Thursday, September 16, 2010


I've been in pretty good sync with the market lately and have been trading well.  It seems that for this last cycle or two I've been able to capture rallies and short swoons at the best time.  Even now, I've ridden the last 6% move in the market here and have been quite bullish.  Just as I say those words though, I'm quite certain that we are bumping against the 1130 to 1150 range that has been difficult to exceed.  Call it pervasive bearishness or just the trader's mentality to want to exit when I have profits, but I spent last night and this morning looking for short-term signals that the wheels of the rally could be coming off.  Perhaps this is a hint that something troubling might be coming to slam this rally back down to the lower end of the range (1040).
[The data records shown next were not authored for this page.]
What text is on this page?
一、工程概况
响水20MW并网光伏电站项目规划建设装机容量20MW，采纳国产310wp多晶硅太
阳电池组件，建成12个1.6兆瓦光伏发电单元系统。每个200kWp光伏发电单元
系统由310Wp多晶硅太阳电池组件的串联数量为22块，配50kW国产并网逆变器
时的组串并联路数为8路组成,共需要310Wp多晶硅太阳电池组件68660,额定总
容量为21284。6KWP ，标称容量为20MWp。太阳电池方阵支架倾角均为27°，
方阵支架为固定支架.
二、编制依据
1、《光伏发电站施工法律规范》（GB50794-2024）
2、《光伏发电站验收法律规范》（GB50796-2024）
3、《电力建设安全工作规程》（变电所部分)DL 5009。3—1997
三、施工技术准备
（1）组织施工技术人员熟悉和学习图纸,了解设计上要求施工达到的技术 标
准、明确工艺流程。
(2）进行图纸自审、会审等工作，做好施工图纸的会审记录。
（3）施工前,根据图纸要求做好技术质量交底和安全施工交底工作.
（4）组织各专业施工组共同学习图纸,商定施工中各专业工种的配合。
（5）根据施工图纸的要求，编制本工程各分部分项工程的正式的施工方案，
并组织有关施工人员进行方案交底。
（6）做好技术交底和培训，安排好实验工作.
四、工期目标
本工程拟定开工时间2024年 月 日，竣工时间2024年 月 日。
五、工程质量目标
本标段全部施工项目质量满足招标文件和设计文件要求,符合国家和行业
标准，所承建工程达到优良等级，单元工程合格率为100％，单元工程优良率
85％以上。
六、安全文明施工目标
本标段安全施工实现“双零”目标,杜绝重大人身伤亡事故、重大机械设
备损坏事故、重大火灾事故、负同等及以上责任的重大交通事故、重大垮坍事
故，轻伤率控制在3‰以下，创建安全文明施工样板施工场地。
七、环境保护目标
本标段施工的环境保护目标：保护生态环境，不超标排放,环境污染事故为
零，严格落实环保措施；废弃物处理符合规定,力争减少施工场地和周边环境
Please click on the Euribor rates below.  I look at these figures almost every morning and have not seen a consistent move like this in quite a while where every time frame ticks higher (meaning the banks charge each other more to borrow).  Before we put too much stock in this we must marry this with the comments from  the Greeks that say they will not default (when do you trust the Greeks?).  The no-default scenario would obviously be a good thing, so I remain watchful and glad I've got some profits, I'm not selling yet, but am vigilant.

Above is a quick snapshot of the S&P500.  Is there any wonder that I'm watching that 1130 range, it has held for the last several rally attempts, why would it be different this time?